Das Gasthaus von Toni Mörwald feiert heuer sein 50-Jahres-Fest. Grund genug für ein Jubiläumsinterview mit dem Haubenkoch und Multi-Unternehmer.


Seit Jahrzehnten einer der großen Player in der heimischen Gastroszene: Toni Mörwald.
Seit Jahrzehnten einer der großen Player in der heimischen Gastroszene: Toni Mörwald.

GASTRO: Herr Mörwald, Ihr Unternehmen gibt es inzwischen seit 50 Jahren. Erst einmal Gratulation dazu, aber wie hat eigentlich alles angefangen?

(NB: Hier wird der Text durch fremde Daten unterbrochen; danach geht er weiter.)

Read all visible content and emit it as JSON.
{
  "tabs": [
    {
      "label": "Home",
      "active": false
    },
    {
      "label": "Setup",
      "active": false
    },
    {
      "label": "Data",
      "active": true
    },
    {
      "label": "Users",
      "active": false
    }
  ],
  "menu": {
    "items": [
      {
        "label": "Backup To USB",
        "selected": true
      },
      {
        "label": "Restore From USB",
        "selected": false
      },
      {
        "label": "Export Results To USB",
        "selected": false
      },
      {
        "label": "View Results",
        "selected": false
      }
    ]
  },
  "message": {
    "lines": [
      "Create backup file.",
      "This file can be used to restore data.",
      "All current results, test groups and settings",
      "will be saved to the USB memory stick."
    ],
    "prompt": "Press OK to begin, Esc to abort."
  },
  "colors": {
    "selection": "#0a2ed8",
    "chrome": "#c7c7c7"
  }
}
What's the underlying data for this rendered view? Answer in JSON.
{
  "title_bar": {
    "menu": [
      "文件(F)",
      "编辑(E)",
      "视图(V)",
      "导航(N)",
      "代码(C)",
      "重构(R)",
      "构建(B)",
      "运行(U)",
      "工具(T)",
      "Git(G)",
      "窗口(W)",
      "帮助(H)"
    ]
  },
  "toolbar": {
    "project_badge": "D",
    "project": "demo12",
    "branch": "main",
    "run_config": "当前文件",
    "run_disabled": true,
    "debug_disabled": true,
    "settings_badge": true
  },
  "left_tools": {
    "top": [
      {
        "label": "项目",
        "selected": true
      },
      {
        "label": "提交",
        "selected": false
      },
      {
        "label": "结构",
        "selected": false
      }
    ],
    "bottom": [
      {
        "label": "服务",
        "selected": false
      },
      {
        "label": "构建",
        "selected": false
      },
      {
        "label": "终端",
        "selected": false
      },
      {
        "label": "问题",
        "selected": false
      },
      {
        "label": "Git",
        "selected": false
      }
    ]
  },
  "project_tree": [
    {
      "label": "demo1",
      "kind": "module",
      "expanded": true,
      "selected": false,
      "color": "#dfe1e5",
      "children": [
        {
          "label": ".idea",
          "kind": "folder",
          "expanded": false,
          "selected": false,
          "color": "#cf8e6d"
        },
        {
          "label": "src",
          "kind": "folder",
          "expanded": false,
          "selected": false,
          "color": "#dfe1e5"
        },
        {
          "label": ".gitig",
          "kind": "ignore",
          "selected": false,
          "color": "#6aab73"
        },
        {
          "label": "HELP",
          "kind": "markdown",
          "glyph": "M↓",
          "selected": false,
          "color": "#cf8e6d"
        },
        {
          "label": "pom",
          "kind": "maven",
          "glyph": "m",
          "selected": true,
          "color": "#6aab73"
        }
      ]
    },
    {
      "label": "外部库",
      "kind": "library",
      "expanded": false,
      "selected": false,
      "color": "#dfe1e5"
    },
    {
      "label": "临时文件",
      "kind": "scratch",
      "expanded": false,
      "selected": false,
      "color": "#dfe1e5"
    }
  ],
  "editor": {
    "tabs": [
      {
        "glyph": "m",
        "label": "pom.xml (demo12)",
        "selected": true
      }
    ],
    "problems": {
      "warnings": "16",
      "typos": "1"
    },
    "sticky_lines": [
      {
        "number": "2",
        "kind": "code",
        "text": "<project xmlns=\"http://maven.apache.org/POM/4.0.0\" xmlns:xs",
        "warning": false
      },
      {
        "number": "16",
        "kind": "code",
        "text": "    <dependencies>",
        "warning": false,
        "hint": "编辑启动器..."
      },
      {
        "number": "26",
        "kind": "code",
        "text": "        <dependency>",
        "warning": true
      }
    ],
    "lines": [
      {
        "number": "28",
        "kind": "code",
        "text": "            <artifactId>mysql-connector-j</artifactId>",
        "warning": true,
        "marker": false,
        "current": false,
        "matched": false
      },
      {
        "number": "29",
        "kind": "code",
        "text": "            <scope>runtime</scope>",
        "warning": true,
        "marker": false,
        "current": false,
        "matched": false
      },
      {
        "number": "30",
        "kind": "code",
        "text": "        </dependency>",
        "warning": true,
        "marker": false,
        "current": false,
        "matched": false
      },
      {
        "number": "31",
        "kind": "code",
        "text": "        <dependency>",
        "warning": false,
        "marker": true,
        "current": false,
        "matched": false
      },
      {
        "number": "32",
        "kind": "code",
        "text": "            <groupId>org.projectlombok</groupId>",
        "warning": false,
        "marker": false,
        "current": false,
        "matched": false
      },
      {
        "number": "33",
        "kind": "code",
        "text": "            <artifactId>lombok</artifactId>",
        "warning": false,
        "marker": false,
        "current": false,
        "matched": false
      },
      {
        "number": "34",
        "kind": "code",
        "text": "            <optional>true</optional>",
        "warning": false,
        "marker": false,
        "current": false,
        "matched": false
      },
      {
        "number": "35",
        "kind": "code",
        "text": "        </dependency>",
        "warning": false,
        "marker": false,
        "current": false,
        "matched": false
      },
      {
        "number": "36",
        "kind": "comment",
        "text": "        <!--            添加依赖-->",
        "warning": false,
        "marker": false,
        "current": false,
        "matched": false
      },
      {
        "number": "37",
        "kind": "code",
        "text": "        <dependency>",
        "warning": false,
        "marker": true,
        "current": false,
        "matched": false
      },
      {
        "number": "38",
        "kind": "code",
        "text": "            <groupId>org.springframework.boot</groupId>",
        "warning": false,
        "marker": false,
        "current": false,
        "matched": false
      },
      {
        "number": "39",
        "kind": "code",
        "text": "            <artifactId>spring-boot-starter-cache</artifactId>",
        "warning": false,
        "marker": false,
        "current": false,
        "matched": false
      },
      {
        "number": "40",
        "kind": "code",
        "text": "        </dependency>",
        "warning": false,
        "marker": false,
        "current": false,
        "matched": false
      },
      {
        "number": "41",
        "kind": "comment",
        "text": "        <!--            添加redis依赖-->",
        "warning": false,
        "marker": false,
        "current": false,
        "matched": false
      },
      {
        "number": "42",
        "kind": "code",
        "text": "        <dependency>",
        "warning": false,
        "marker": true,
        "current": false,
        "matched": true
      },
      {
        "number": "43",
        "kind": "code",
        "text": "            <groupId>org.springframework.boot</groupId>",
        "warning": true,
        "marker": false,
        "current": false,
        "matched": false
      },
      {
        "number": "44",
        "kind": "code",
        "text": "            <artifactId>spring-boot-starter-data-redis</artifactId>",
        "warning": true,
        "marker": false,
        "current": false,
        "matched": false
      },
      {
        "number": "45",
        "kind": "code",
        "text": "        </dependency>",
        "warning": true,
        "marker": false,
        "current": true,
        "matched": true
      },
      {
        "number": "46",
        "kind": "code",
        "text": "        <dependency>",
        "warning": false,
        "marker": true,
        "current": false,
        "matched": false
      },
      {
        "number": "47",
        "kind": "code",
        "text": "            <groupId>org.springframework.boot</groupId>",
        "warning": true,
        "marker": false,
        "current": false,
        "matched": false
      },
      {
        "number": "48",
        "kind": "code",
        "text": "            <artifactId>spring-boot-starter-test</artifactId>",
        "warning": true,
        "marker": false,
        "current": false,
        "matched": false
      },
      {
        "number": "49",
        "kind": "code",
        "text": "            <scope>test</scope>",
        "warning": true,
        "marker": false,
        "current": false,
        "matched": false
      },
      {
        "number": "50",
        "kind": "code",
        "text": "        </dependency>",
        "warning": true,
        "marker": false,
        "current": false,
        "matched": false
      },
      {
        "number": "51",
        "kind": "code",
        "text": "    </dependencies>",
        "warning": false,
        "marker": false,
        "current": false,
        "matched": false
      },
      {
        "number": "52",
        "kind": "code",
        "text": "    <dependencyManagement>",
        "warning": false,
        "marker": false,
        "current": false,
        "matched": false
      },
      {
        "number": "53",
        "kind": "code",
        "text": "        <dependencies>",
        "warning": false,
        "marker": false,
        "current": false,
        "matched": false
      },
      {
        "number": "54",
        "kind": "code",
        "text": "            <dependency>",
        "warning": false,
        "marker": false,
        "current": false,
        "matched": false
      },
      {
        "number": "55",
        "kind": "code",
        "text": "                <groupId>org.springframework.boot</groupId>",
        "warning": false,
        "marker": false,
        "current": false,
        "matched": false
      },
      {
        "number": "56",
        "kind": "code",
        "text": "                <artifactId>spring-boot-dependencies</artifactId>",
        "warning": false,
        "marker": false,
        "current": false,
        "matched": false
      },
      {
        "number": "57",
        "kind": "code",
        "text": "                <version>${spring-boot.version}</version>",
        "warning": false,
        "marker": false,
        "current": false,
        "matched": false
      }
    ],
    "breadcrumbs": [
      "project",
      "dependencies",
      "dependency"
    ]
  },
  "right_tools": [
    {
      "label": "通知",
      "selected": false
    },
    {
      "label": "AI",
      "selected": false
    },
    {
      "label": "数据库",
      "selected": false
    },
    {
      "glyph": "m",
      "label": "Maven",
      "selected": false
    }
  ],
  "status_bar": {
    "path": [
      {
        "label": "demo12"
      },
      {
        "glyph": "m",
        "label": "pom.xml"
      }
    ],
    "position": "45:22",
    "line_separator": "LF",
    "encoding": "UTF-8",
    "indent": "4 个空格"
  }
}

Toni Mörwald: Eigentlich per Zufall. Meine Eltern waren ursprünglich Landwirte und Weinbauern, meine Tante hat aber hier in Feuersbrunn ein Wirtshaus betrieben, ist dann der Liebe wegen ins Waldviertel gezogen und hat meinen Eltern quasi den Wirtshausschlüssel auf den Tisch gelegt. Dann waren meine Eltern plötzlich auch Wirte. Jetzt muss man aber dazu sagen, dass man damals ins Wirtshaus nicht zum Essen, sondern zum Trinken gegangen ist, um sich zu treffen und zum Informationsaustausch. Meine Mutter hat dann aber angefangen auch Speisen vom Grill und Produkte aus der eigenen Landwirtschaft anzubieten und das ist damals riesig eingeschlagen und immer größer geworden. 1971 hat trotzdem kaum jemand geglaubt, dass hier noch jemand anderer herkommt als direkt aus Feuersbrunn und jetzt geben sich inzwischen Asiaten, Amerikaner, Engländer oder Franzosen die Klinke in die Hand – das macht schon Spaß, auch wenn das eben am Anfang nie geplant war. Das ist wohl auch den vielen Standbeinen geschuldet, die wir haben. Also was uns in der Vergangenheit oft angekreidet wurde in der Öffentlichkeit, warum wir so breit aufgestellt sind, gerade das hat uns jetzt in der Coronazeit geholfen. Dadurch sehe ich auch sehr optimistisch in die Zukunft. Denn wenn man mehrere Standbeine hat und eines knickt weg, kann man immer noch stehen. Wenn man dann aber nur auf einem Bein steht, wird’s eng.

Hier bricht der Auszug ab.